Cultivo de hortas na cidade, uma prática pra lá de sustentável!

O cultivo de hortas nas cidades vem ganhando cada vez mais adeptos - seja para consumo próprio ou para compartilhar em espaços públicos. A prática, que além de redefinir a forma como pensamos sobre a cidade e o campo, traz benefícios para a alimentação e qualidade de vida urbana.

Colheita em horta urbana. Fonte: ArchDaily.

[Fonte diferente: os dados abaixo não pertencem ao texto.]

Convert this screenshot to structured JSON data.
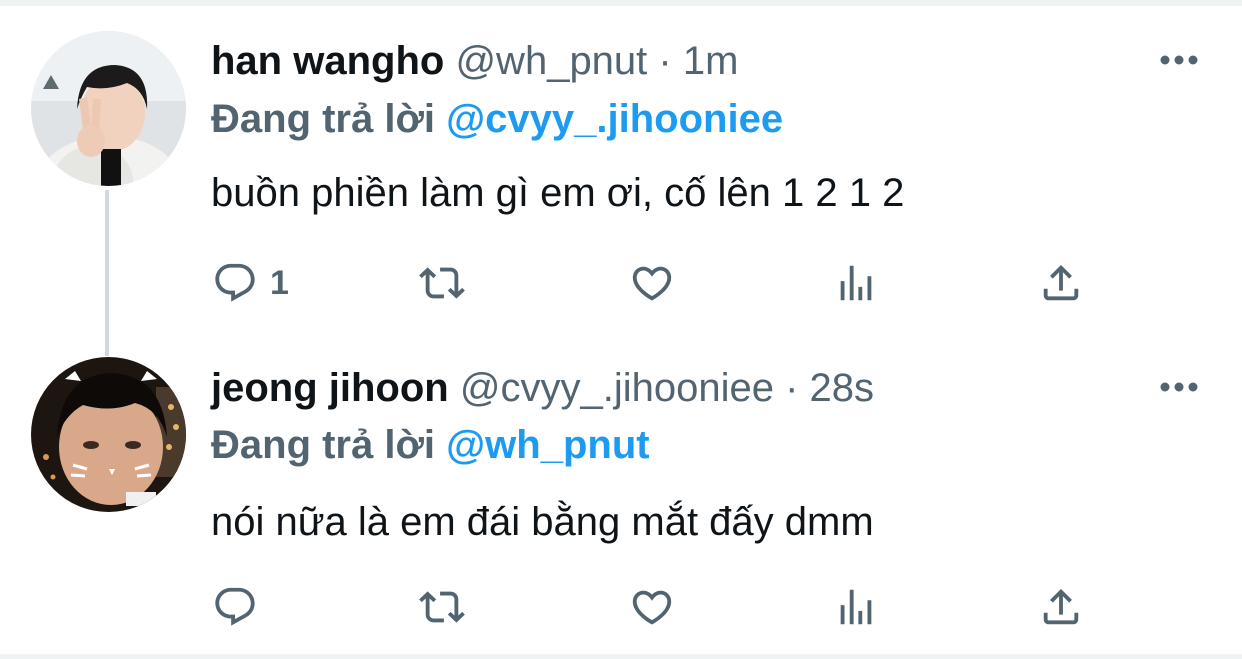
{
  "colors": {
    "link": "#1d9bf0",
    "secondary": "#536471",
    "text": "#0f1419",
    "divider": "#eff3f4",
    "thread": "#cfd9de"
  },
  "tweets": [
    {
      "name": "han wangho",
      "handle": "@wh_pnut",
      "separator": "·",
      "time": "1m",
      "reply_prefix": "Đang trả lời",
      "reply_handle": "@cvyy_.jihooniee",
      "text": "buồn phiền làm gì em ơi, cố lên 1 2 1 2",
      "reply_count": "1",
      "icons": [
        "more-icon",
        "reply-icon",
        "retweet-icon",
        "like-icon",
        "views-icon",
        "share-icon"
      ]
    },
    {
      "name": "jeong jihoon",
      "handle": "@cvyy_.jihooniee",
      "separator": "·",
      "time": "28s",
      "reply_prefix": "Đang trả lời",
      "reply_handle": "@wh_pnut",
      "text": "nói nữa là em đái bằng mắt đấy dmm",
      "reply_count": "",
      "icons": [
        "more-icon",
        "reply-icon",
        "retweet-icon",
        "like-icon",
        "views-icon",
        "share-icon"
      ]
    }
  ]
}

A criação de espaços para produção de alimentos nos centros urbanos, vem ganhando cada vez mais adeptos, sob a pegada da sustentabilidade, aliado a qualidade de vida, alimentação mais saudável, educação da população sobre a produção de alimentos e fortalecimento do consumo local.

O que não faltam são motivos, justificativas e possibilidades neste tipo de prática, mas, por que será que ela ainda é tão dispersa?

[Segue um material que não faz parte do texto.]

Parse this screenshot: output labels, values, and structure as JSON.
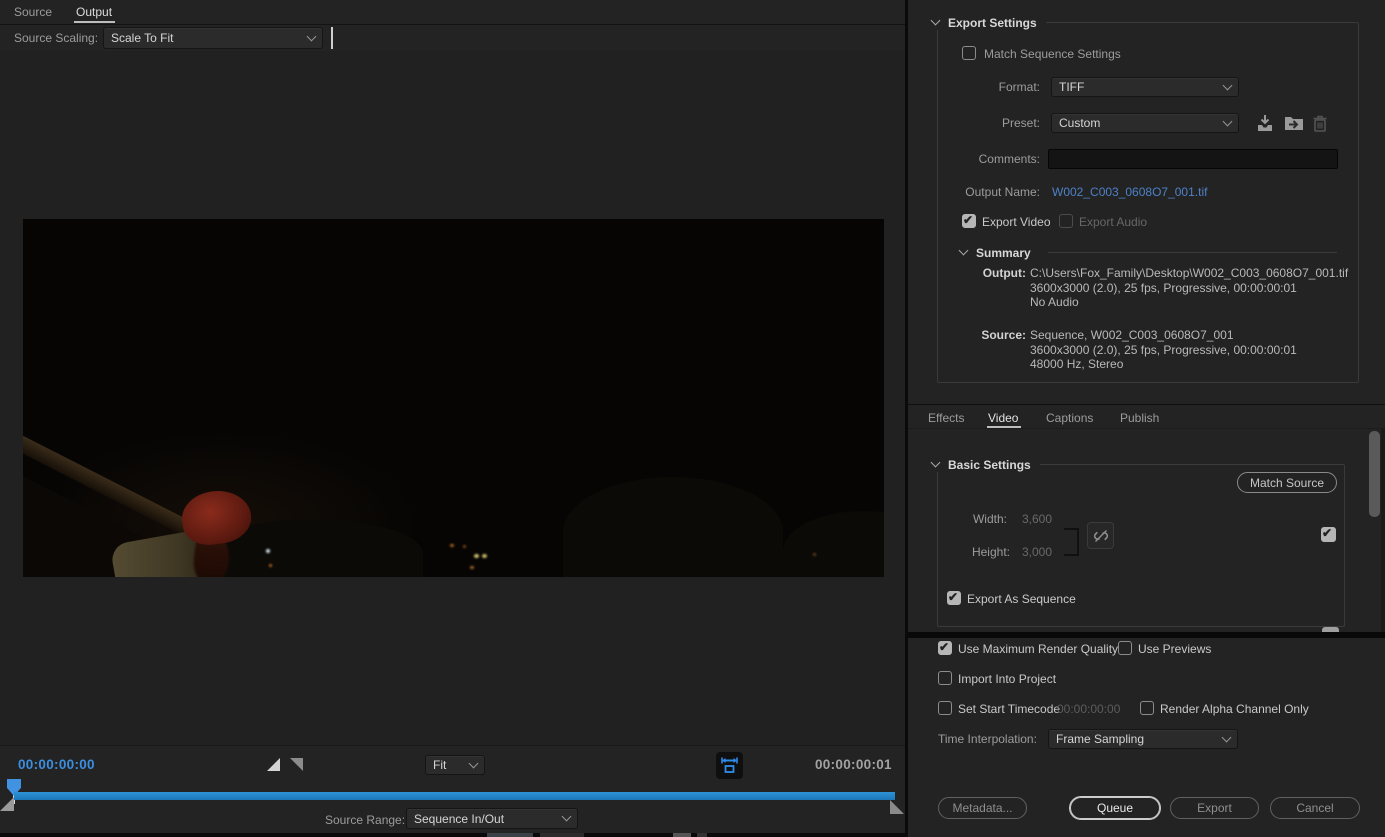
{
  "colors": {
    "accent_blue": "#2f8ceb",
    "timecode_blue": "#3c8ee0",
    "link_blue": "#4d82c8",
    "timeline_bar_blue": "#1d7fc0"
  },
  "left_panel": {
    "tabs": [
      {
        "label": "Source",
        "active": false
      },
      {
        "label": "Output",
        "active": true
      }
    ],
    "source_scaling": {
      "label": "Source Scaling:",
      "value": "Scale To Fit"
    },
    "transport": {
      "current_timecode": "00:00:00:00",
      "duration_timecode": "00:00:00:01",
      "zoom_select_value": "Fit",
      "source_range": {
        "label": "Source Range:",
        "value": "Sequence In/Out"
      }
    }
  },
  "export_settings": {
    "title": "Export Settings",
    "match_sequence_settings": {
      "label": "Match Sequence Settings",
      "checked": false
    },
    "format": {
      "label": "Format:",
      "value": "TIFF"
    },
    "preset": {
      "label": "Preset:",
      "value": "Custom"
    },
    "comments": {
      "label": "Comments:",
      "value": ""
    },
    "output_name": {
      "label": "Output Name:",
      "value": "W002_C003_0608O7_001.tif"
    },
    "export_video": {
      "label": "Export Video",
      "checked": true
    },
    "export_audio": {
      "label": "Export Audio",
      "checked": false,
      "disabled": true
    },
    "summary": {
      "title": "Summary",
      "output": {
        "label": "Output:",
        "lines": [
          "C:\\Users\\Fox_Family\\Desktop\\W002_C003_0608O7_001.tif",
          "3600x3000 (2.0), 25 fps, Progressive, 00:00:00:01",
          "No Audio"
        ]
      },
      "source": {
        "label": "Source:",
        "lines": [
          "Sequence, W002_C003_0608O7_001",
          "3600x3000 (2.0), 25 fps, Progressive, 00:00:00:01",
          "48000 Hz, Stereo"
        ]
      }
    }
  },
  "settings_tabs": [
    {
      "label": "Effects",
      "active": false
    },
    {
      "label": "Video",
      "active": true
    },
    {
      "label": "Captions",
      "active": false
    },
    {
      "label": "Publish",
      "active": false
    }
  ],
  "video_tab": {
    "basic_settings_title": "Basic Settings",
    "match_source_button": "Match Source",
    "width": {
      "label": "Width:",
      "value": "3,600"
    },
    "height": {
      "label": "Height:",
      "value": "3,000"
    },
    "size_link_enabled": false,
    "constrain_checkbox_checked": true,
    "export_as_sequence": {
      "label": "Export As Sequence",
      "checked": true
    }
  },
  "render_options": {
    "use_maximum_render_quality": {
      "label": "Use Maximum Render Quality",
      "checked": true
    },
    "use_previews": {
      "label": "Use Previews",
      "checked": false
    },
    "import_into_project": {
      "label": "Import Into Project",
      "checked": false
    },
    "set_start_timecode": {
      "label": "Set Start Timecode",
      "checked": false,
      "value": "00:00:00:00"
    },
    "render_alpha_channel_only": {
      "label": "Render Alpha Channel Only",
      "checked": false
    },
    "time_interpolation": {
      "label": "Time Interpolation:",
      "value": "Frame Sampling"
    }
  },
  "footer_buttons": {
    "metadata": "Metadata...",
    "queue": "Queue",
    "export": "Export",
    "cancel": "Cancel"
  },
  "icons": {
    "save_preset": "save-preset-icon",
    "import_preset": "import-preset-icon",
    "delete_preset": "delete-preset-icon",
    "broken_link": "broken-link-icon",
    "fit_width": "fit-width-icon"
  }
}
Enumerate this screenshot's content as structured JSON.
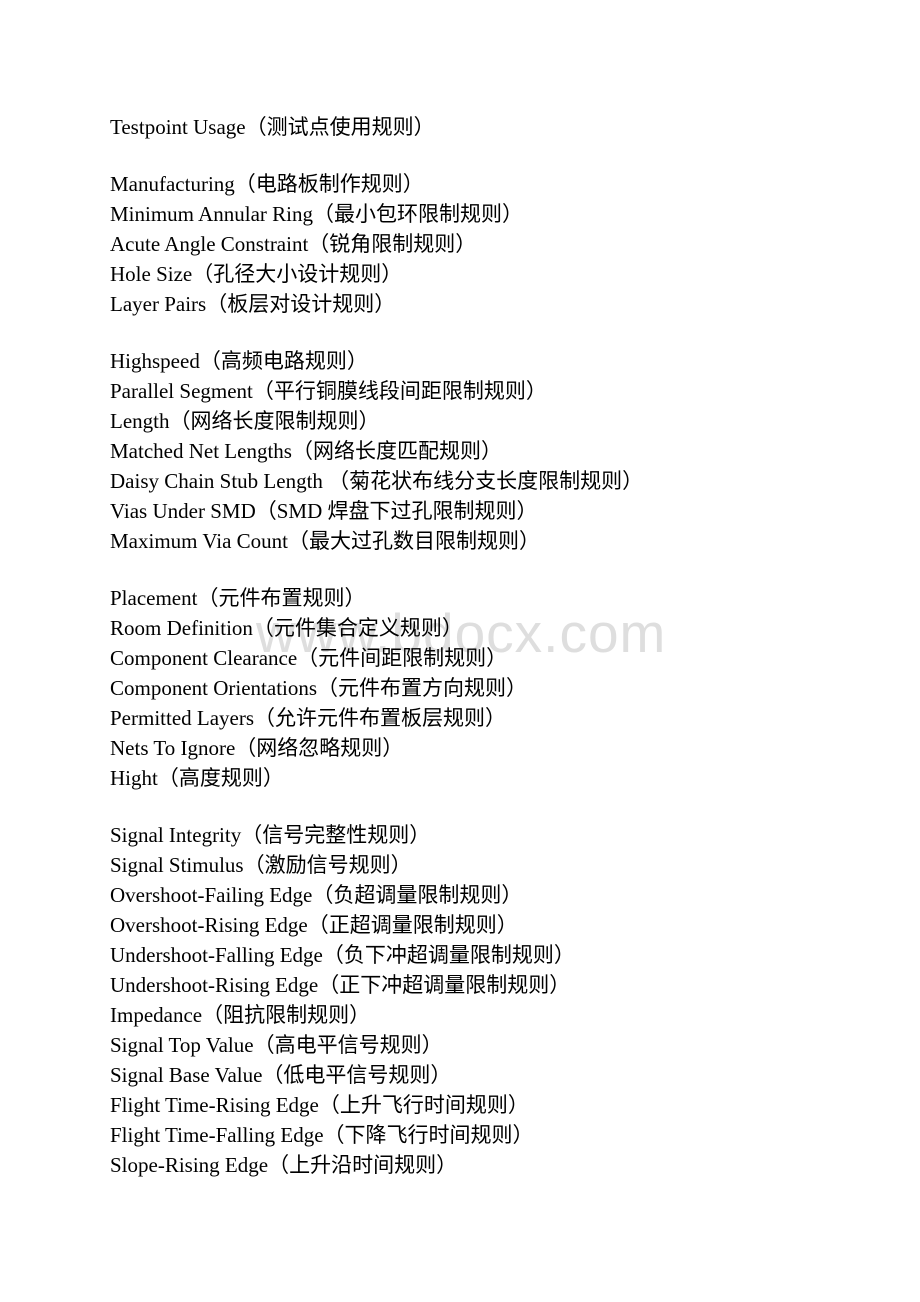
{
  "watermark": "www.bdocx.com",
  "sections": [
    {
      "items": [
        "Testpoint Usage（测试点使用规则）"
      ]
    },
    {
      "items": [
        "Manufacturing（电路板制作规则）",
        "Minimum Annular Ring（最小包环限制规则）",
        "Acute Angle Constraint（锐角限制规则）",
        "Hole Size（孔径大小设计规则）",
        "Layer Pairs（板层对设计规则）"
      ]
    },
    {
      "items": [
        "Highspeed（高频电路规则）",
        "Parallel Segment（平行铜膜线段间距限制规则）",
        "Length（网络长度限制规则）",
        "Matched Net Lengths（网络长度匹配规则）",
        "Daisy Chain Stub Length （菊花状布线分支长度限制规则）",
        "Vias Under SMD（SMD 焊盘下过孔限制规则）",
        "Maximum Via Count（最大过孔数目限制规则）"
      ]
    },
    {
      "items": [
        "Placement（元件布置规则）",
        "Room Definition（元件集合定义规则）",
        "Component Clearance（元件间距限制规则）",
        "Component Orientations（元件布置方向规则）",
        "Permitted Layers（允许元件布置板层规则）",
        "Nets To Ignore（网络忽略规则）",
        "Hight（高度规则）"
      ]
    },
    {
      "items": [
        "Signal Integrity（信号完整性规则）",
        "Signal Stimulus（激励信号规则）",
        "Overshoot-Failing Edge（负超调量限制规则）",
        "Overshoot-Rising Edge（正超调量限制规则）",
        "Undershoot-Falling Edge（负下冲超调量限制规则）",
        "Undershoot-Rising Edge（正下冲超调量限制规则）",
        "Impedance（阻抗限制规则）",
        "Signal Top Value（高电平信号规则）",
        "Signal Base Value（低电平信号规则）",
        "Flight Time-Rising Edge（上升飞行时间规则）",
        "Flight Time-Falling Edge（下降飞行时间规则）",
        "Slope-Rising Edge（上升沿时间规则）"
      ]
    }
  ]
}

Bom, aposto que qualquer pessoa, principalmente que vive em regiões muito urbanizadas, se questionada sobre a possibilidade de ter um espaço no bairro onde vive para cultivo de alimentos, com incentivo a promoção da cultura do compartilhamento, da saúde e educação, dificilmente viria como algo negativo, certo?

Mas ainda assim, observa-se uma dificuldade de tornar essa prática algo cotidiano e com grande escala de abrangência, então, antes de irmos mais aos detalhes destas perguntas, vamos explicar conceitualmente como as hortas urbanas funcionam, mostrar iniciativas que já existem e desmistificar mitos sobre o tema!

Como as hortas urbanas funcionam?

As hortas urbanas, foram idealizadas com o objetivo de criar uma nova mentalidade na relação do espaço urbano, não se trata apenas da relação alimentar, mas da relação com o coletivo e com o espaço que habitamos.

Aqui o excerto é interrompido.